70. Permintaan engkong

5K 231 8
                                    

-terdapat muatan dewasa

Pria itu masih betah mengawasi Riska yang melakukan tugasnya satu persatu. Kadang-kadang ia menyunggingkan senyum saat Riska dengan fokusnya membersihkan tubuhnya, mengganti perban di perutnya, menyiapkan obat-obatan yang akan diminum kemudian merapikan kamar.

"Lukanya udah kering Jap." Riska duduk di sampingnya setelah membantunya mengenakan kaus.

"Hmmm," sahut Fathir sekilas seraya meraih ponsel di sebelahnya.

"Lu masih minum obat ocd itu gak?"

Fathir menghentikan jemarinya yang bergerak di layar ponsel lalu meletakkan gawai tersebut di pahanya untuk menatap Riska beberapa saat. "Nggak. Sekarang lu udah jadi pengganti obatnya." Ia meraih pergelangan Riska kemudian mengusap bahunya.

"Apaan sih." Riska menahan senyum malu-malu.

Tanpa ia duga tangan Fathir langsung meremat dadanya lalu menelusup ke dalam. Memainkan putingnya. Riska terhenyak belum sempat memprotes tindakan Fathir, tiba-tiba terdengar ketukan di pintu.

"Nik. Udah bangun belum?" suara maminya terdengar mengalun dari balik pintu.

"Udah Mi. Sebentar." Riska bangkit menepis tangan Fathir yang masih bercokol di himpitan payudaranya.

"Ah." pekik Riska saat ia bngkit dan berbalik, tangan Fathir justru meremat pantatnya. "Lu kebangetan deh."

"Nik. Japa udah bangun?" tanya mami begitu Riska membuka pintu namun, sorot mata mami langsung jatuh pada gaun tidur yang dikenakannya.

Riska menunduk dan tiba-tiba membatu. Ia masih mengenakan lingerie yang sebelah talinya melorot karena ulah Fathir.

"Riska ganti baju dulu Mi." pamit Riska akan menutup pintunya kembali, tapi langsung di tahan maminya.

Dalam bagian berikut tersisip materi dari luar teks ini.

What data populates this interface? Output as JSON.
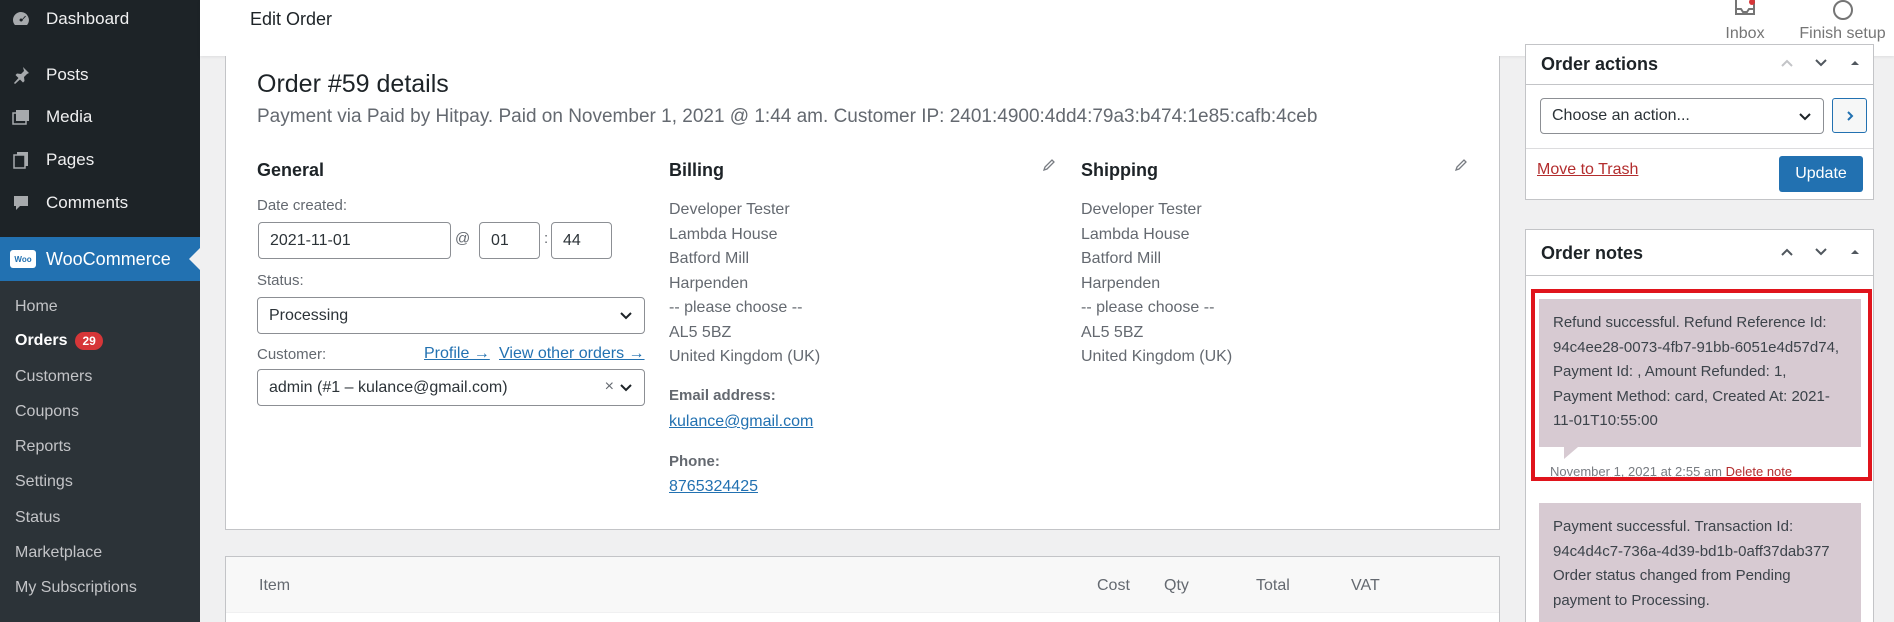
{
  "sidebar": {
    "items": [
      {
        "label": "Dashboard",
        "icon": "dashboard-icon"
      },
      {
        "label": "Posts",
        "icon": "pin-icon"
      },
      {
        "label": "Media",
        "icon": "media-icon"
      },
      {
        "label": "Pages",
        "icon": "pages-icon"
      },
      {
        "label": "Comments",
        "icon": "comment-icon"
      }
    ],
    "woocommerce": "WooCommerce",
    "woo_logo": "Woo",
    "submenu": [
      {
        "label": "Home"
      },
      {
        "label": "Orders",
        "badge": "29"
      },
      {
        "label": "Customers"
      },
      {
        "label": "Coupons"
      },
      {
        "label": "Reports"
      },
      {
        "label": "Settings"
      },
      {
        "label": "Status"
      },
      {
        "label": "Marketplace"
      },
      {
        "label": "My Subscriptions"
      }
    ]
  },
  "topbar": {
    "title": "Edit Order",
    "inbox": "Inbox",
    "finish_setup": "Finish setup"
  },
  "order": {
    "title": "Order #59 details",
    "subtitle": "Payment via Paid by Hitpay. Paid on November 1, 2021 @ 1:44 am. Customer IP: 2401:4900:4dd4:79a3:b474:1e85:cafb:4ceb",
    "general": {
      "heading": "General",
      "date_label": "Date created:",
      "date": "2021-11-01",
      "at": "@",
      "hour": "01",
      "colon": ":",
      "minute": "44",
      "status_label": "Status:",
      "status": "Processing",
      "customer_label": "Customer:",
      "profile_link": "Profile →",
      "other_orders_link": "View other orders →",
      "customer": "admin (#1 – kulance@gmail.com)",
      "clear": "×"
    },
    "billing": {
      "heading": "Billing",
      "lines": [
        "Developer Tester",
        "Lambda House",
        "Batford Mill",
        "Harpenden",
        "-- please choose --",
        "AL5 5BZ",
        "United Kingdom (UK)"
      ],
      "email_label": "Email address:",
      "email": "kulance@gmail.com",
      "phone_label": "Phone:",
      "phone": "8765324425"
    },
    "shipping": {
      "heading": "Shipping",
      "lines": [
        "Developer Tester",
        "Lambda House",
        "Batford Mill",
        "Harpenden",
        "-- please choose --",
        "AL5 5BZ",
        "United Kingdom (UK)"
      ]
    }
  },
  "items_table": {
    "headers": {
      "item": "Item",
      "cost": "Cost",
      "qty": "Qty",
      "total": "Total",
      "vat": "VAT"
    }
  },
  "order_actions": {
    "title": "Order actions",
    "select": "Choose an action...",
    "trash": "Move to Trash",
    "update": "Update"
  },
  "order_notes": {
    "title": "Order notes",
    "notes": [
      {
        "text": "Refund successful. Refund Reference Id: 94c4ee28-0073-4fb7-91bb-6051e4d57d74, Payment Id: , Amount Refunded: 1, Payment Method: card, Created At: 2021-11-01T10:55:00",
        "date": "November 1, 2021 at 2:55 am",
        "delete": "Delete note"
      },
      {
        "text": "Payment successful. Transaction Id: 94c4d4c7-736a-4d39-bd1b-0aff37dab377 Order status changed from Pending payment to Processing."
      }
    ]
  },
  "colors": {
    "sidebar_bg": "#1d2327",
    "accent": "#2271b1",
    "note_bg": "#d7cad2",
    "highlight": "#e0141c",
    "badge": "#d63638"
  }
}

"Nggak usah. Ini sarapan buat Japa." mami langsung nyelonong masuk, menaruh nampannya di meja kemudian berkacak pinggang menghadapi Fathir yang kembali berkutat dengan ponselnya.
"Eh.Jap. Kalo masih sakit jangan keras-keras ntar malah nggak sembuh-sembuh," ucap maminya sembari mengedik ke arah Riska yang masih berdiri di pintu.

"Aman. Mi," Fathir mendongak ke maminya dan tersenyum penuh arti.

Riska yang merasa jadi subjek pembicaraan buru-buru mengalihkan."Kenapa nggak bu Yun ajah yang anter sarapannya Mi? Kalo nggak Riska juga bisa ambil sendiri."

"Nggak pa-pa. Sekalian mami pengen liat keadaannya si Japa. Yaudah mami tinggal dulu."

"Mi bentar," panggil Fathir begitu mami melangkah mendekati pintu.

"Apa?"

"Ajakin Riska ke salon dong, temenin beli baju, terus dandanin yang cakepan dikit biar nggak dekil kayak gitu."

Riska melotot di tempatnya. Apa dirinya benar-benar terlihat dekil?

"Dengerin tuh Nik suami kamu. Mami udah sering ngajakin Nonik Jap, dianya ajah yang ngeles mulu."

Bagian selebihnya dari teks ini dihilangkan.